This article is part of the supplement: Selected articles from the 7th International Symposium on Bioinformatics Research and Applications (ISBRA'11)
Predicting multiplex subcellular localization of proteins using protein-protein interaction network: a comparative study
1 School of Life Science and Biotechnology, Shanghai Jiao Tong University, Shanghai 200240, P.R.China
2 Department of Computer Science, City University of Hong Kong, 83 Tat Chee Avenue, Kowloon, Hong Kong
BMC Bioinformatics 2012, 13(Suppl 10):S20 doi:10.1186/1471-2105-13-S10-S20Published: 25 June 2012
Proteins that interact in vivo tend to reside within the same or "adjacent" subcellular compartments. This observation provides opportunities to reveal protein subcellular localization in the context of the protein-protein interaction (PPI) network. However, so far, only a few efforts based on heuristic rules have been made in this regard.

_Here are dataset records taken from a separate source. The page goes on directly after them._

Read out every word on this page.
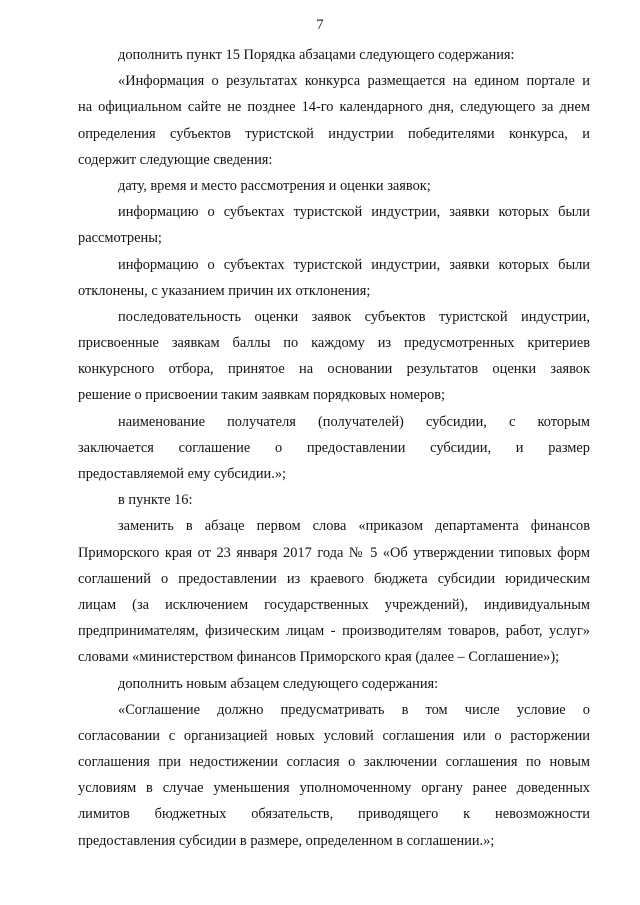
7
дополнить пункт 15 Порядка абзацами следующего содержания:
«Информация о результатах конкурса размещается на едином портале и
на официальном сайте не позднее 14-го календарного дня, следующего за днем
определения субъектов туристской индустрии победителями конкурса, и
содержит следующие сведения:
дату, время и место рассмотрения и оценки заявок;
информацию о субъектах туристской индустрии, заявки которых были
рассмотрены;
информацию о субъектах туристской индустрии, заявки которых были
отклонены, с указанием причин их отклонения;
последовательность оценки заявок субъектов туристской индустрии,
присвоенные заявкам баллы по каждому из предусмотренных критериев
конкурсного отбора, принятое на основании результатов оценки заявок
решение о присвоении таким заявкам порядковых номеров;
наименование получателя (получателей) субсидии, с которым
заключается соглашение о предоставлении субсидии, и размер
предоставляемой ему субсидии.»;
в пункте 16:
заменить в абзаце первом слова «приказом департамента финансов
Приморского края от 23 января 2017 года № 5 «Об утверждении типовых форм
соглашений о предоставлении из краевого бюджета субсидии юридическим
лицам (за исключением государственных учреждений), индивидуальным
предпринимателям, физическим лицам - производителям товаров, работ, услуг»
словами «министерством финансов Приморского края (далее – Соглашение»);
дополнить новым абзацем следующего содержания:
«Соглашение должно предусматривать в том числе условие о
согласовании с организацией новых условий соглашения или о расторжении
соглашения при недостижении согласия о заключении соглашения по новым
условиям в случае уменьшения уполномоченному органу ранее доведенных
лимитов бюджетных обязательств, приводящего к невозможности
предоставления субсидии в размере, определенном в соглашении.»;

We systematically and quantitatively validate the hypothesis that proteins physically interacting with each other probably share at least one common subcellular localization. With the result, for the first time, four graph-based semi-supervised learning algorithms, Majority, χ2-score, GenMultiCut and FunFlow originally proposed for protein function prediction, are introduced to assign "multiplex localization" to proteins. We analyze these approaches by performing a large-scale cross validation on a Saccharomyces cerevisiae proteome compiled from BioGRID and comparing their predictions for 22 protein subcellular localizations. Furthermore, we build an ensemble classifier to associate 529 unlabeled and 137 ambiguously-annotated proteins with subcellular localizations, most of which have been verified in the previous experimental studies.
Physical interaction of proteins has actually provided an essential clue for their co-localization. Compared to the local approaches, the global algorithms consistently achieve a superior performance.